For better or worse, we live in an era of instant gratification as customers don’t take too kindly to enterprises that make them wait for even days to respond to their requests. Fortunately, the digital age has also enabled enterprises to make their products far more responsive to customer feedback, and as a result, release cycles of digital products such as mobile apps are rapidly reducing.

My colleague and partner in crime, Kartik Raja, talked about this in his previous post, where he mentioned how banks are still unaware of their failures when digitally savvy companies like Netflix are! Enterprises such as banks need to figure out how to take responsibility for their customers’ entire digital journey or run the risk of being left behind by more nimble competitors.

However, haste cannot lead to waste, and the decrease in release cycles cannot come at the cost of product quality. Once you lose a customer, it’s hard to get them back. Hence, the problem that enterprises face today is – putting in place a robust release process/infrastructure, which does not trade-off quality with speed. And that is how the concept of DevOps has gained so much traction.

Traditionally though, DevOps has mainly focused on release automation and monitoring. The primary problems that DevOps has attempted to solve are: 

a) how do I make the build cycle shorter?

b) how do I build better monitoring capabilities so that I can detect problems quicker?

In the process, we may have missed the single most critical step, which ensures a great product gets released in a short time. That step is testing. Therefore, integrating a strong testing cycle within DevOps is an absolute must.

It is time for enterprises to invest in a robust testing infrastructure that enables them to test their product on a wide variety of devices, networks, and locations. Testing should not be about simulating a user environment but setting up an infrastructure that enables the tester to run their test cases in real user environments. And testing in a real user environment is nothing but synthetic monitoring.

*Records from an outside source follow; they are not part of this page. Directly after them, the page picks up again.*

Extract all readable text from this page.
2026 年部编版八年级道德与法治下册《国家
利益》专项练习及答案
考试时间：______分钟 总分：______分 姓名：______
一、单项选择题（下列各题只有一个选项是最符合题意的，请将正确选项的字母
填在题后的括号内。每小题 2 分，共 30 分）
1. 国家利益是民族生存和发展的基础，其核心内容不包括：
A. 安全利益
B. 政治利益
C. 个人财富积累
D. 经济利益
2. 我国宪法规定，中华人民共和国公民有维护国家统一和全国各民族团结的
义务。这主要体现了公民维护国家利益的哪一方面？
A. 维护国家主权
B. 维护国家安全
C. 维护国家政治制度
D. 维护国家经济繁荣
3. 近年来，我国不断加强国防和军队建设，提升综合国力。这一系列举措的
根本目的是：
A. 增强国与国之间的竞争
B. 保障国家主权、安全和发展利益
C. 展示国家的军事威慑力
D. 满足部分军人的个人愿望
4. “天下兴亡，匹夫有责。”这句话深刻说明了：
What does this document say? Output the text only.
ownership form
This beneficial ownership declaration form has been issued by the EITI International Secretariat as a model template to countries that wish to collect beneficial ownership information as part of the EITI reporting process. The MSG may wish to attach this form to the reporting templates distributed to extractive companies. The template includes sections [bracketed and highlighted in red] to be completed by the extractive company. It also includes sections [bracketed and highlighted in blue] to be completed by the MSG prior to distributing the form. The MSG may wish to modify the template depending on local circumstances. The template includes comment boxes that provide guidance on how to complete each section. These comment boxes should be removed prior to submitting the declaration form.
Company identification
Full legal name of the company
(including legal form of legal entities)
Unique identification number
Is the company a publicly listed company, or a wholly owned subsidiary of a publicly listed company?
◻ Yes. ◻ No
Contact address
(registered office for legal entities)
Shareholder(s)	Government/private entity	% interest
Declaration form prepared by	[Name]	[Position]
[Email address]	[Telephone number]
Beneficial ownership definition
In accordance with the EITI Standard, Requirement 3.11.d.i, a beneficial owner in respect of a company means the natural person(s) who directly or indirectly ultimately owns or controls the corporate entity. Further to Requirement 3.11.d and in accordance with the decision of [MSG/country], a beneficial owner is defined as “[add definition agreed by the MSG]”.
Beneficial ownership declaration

By establishing a testing infrastructure that enables not only functional and non-functional testing but also synthetic experience monitoring, enterprises can ensure great product quality and save significant costs otherwise involved in setting up expensive post-release monitoring tools. 

A plethora of 3rd party integrations within the app and the need to make it cross-device, personalized, and secure has rendered traditional monitoring methods insufficient at providing the needed insights.

Traditional methods often focus on just app performance and not 3rd party components. They identify issues post-release by when it might be too late. And they require intrusive SDK integrations, which might not be in line with data privacy requirements.

It is thus time for enterprises to design a robust testing infrastructure right when they are setting up their DevOps process and infrastructure.